I hope everyone has been preparing... Saturday is Pi day (3.14) for those of you who are not aware of the greatest holiday for math teachers. I just thought I'd share we had a 5th grade student memorize the first 124 digits of pi today. The top 2 students (second place went to one of my 6th graders that memorized 62 digits) then got Pie their teacher of choice in the face. How many can you memorize?
2 comments:
You and your students should be very proud, but I can't help relating something I found about four years ago.
In the first half of the 15th century the Persian mathematician Al-Kashi calculated pi to 14 places. It would be over a hundred years until a European calculated it to 9 places. But that’s not what makes Al-Kashi cool, the Arabs where so much better at math in that period. What made him cool was that he stopped.
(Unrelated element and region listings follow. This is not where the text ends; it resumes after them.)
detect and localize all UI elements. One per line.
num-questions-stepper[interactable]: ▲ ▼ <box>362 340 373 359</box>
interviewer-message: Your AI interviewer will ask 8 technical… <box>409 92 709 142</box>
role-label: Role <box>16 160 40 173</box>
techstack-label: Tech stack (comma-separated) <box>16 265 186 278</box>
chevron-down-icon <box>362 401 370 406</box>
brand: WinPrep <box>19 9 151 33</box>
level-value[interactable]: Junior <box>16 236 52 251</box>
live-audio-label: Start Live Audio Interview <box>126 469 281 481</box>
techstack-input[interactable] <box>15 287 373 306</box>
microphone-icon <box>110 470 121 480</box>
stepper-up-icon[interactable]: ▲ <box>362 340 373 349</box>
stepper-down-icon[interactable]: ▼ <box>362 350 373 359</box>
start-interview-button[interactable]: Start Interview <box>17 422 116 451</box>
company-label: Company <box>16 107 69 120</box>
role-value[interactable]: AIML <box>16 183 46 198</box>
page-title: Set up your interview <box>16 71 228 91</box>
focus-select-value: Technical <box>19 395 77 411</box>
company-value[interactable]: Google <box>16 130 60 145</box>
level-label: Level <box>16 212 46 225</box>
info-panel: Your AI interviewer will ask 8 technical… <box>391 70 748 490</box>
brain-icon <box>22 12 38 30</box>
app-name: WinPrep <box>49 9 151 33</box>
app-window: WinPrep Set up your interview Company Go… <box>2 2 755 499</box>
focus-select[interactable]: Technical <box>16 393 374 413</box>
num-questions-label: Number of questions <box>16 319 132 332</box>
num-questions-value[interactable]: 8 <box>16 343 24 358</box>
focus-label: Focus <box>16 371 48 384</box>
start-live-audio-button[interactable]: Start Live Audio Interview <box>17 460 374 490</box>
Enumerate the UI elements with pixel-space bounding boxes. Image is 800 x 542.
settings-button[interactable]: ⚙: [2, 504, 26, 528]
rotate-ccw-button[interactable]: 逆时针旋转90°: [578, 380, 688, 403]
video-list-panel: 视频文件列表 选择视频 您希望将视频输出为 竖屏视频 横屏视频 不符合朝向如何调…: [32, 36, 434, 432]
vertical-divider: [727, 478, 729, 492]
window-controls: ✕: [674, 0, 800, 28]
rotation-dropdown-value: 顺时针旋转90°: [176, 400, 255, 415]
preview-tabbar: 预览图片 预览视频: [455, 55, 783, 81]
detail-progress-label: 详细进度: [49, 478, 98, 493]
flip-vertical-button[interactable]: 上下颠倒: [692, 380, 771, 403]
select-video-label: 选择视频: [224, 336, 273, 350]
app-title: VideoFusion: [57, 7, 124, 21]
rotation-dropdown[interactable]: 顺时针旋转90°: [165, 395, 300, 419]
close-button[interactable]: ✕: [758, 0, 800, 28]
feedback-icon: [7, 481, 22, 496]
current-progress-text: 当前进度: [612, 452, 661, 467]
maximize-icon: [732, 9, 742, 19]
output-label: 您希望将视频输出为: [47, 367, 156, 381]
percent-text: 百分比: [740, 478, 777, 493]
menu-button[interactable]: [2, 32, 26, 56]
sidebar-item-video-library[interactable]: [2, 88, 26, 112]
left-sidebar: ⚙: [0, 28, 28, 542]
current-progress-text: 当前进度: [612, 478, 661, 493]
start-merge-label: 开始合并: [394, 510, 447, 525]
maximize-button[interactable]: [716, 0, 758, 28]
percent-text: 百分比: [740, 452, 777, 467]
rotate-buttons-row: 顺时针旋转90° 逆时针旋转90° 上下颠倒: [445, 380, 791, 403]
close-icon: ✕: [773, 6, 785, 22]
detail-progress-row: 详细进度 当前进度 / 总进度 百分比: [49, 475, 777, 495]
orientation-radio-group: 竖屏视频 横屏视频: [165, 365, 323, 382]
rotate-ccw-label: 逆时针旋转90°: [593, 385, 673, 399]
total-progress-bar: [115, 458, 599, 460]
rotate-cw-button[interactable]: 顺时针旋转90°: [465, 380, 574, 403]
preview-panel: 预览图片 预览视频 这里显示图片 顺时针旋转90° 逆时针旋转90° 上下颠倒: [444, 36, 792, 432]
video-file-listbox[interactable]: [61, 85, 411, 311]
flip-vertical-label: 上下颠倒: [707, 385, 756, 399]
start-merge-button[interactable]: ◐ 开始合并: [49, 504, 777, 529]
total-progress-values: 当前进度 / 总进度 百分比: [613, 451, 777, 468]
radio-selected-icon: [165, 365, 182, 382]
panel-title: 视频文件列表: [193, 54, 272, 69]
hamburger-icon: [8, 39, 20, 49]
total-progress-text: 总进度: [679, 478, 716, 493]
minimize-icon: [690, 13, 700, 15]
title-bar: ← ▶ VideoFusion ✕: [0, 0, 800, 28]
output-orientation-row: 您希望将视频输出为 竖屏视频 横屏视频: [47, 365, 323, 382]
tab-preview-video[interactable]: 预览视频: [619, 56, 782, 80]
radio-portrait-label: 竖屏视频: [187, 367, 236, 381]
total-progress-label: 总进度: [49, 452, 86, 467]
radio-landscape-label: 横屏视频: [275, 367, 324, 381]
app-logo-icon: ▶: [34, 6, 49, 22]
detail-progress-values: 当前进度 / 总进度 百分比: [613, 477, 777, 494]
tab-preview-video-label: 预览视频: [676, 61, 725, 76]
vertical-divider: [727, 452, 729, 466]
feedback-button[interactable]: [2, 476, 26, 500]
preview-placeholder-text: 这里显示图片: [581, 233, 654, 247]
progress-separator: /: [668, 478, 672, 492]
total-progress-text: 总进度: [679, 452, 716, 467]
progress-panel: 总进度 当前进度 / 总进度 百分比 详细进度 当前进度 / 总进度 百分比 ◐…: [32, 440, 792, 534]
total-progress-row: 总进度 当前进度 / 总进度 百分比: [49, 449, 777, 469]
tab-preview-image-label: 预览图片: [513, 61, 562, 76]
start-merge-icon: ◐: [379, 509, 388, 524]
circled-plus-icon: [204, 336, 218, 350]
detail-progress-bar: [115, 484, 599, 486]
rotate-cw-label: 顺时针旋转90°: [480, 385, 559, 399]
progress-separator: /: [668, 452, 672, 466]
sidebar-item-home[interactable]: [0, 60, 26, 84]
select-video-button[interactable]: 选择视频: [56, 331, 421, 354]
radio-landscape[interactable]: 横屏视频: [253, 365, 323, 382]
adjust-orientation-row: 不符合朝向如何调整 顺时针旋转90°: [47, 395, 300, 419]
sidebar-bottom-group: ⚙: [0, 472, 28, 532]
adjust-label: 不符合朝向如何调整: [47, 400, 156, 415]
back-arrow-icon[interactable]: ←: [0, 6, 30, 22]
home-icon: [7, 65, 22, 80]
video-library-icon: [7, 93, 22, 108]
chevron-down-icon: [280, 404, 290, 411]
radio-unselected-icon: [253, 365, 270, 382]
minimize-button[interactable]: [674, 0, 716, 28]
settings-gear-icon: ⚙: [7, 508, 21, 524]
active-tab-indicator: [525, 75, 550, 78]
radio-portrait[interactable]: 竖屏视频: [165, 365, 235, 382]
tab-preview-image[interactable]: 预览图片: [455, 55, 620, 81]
He observed that, with his pi, the calculation of the circumference of a circle with a radius twice the size of Earth would have a margin of error smaller than a “horse hair” (a Persian unit). Problem solved, next problem. Meanwhile, people are still today using computers to get pi to _hundreds_of_billions_of_decimal_places!! As if there’s something unique about pi because it’s irrational and transcendental, when this is in fact true of the vast majority of all real numbers. Here’s to Al-Kashi, a sane man and a pragmatic!
(comment from a slashdot article "Pi: Less Random Than We Thought")
Well people use pi as a challenge to see how powerful computers are. Now a days it isn't about the number.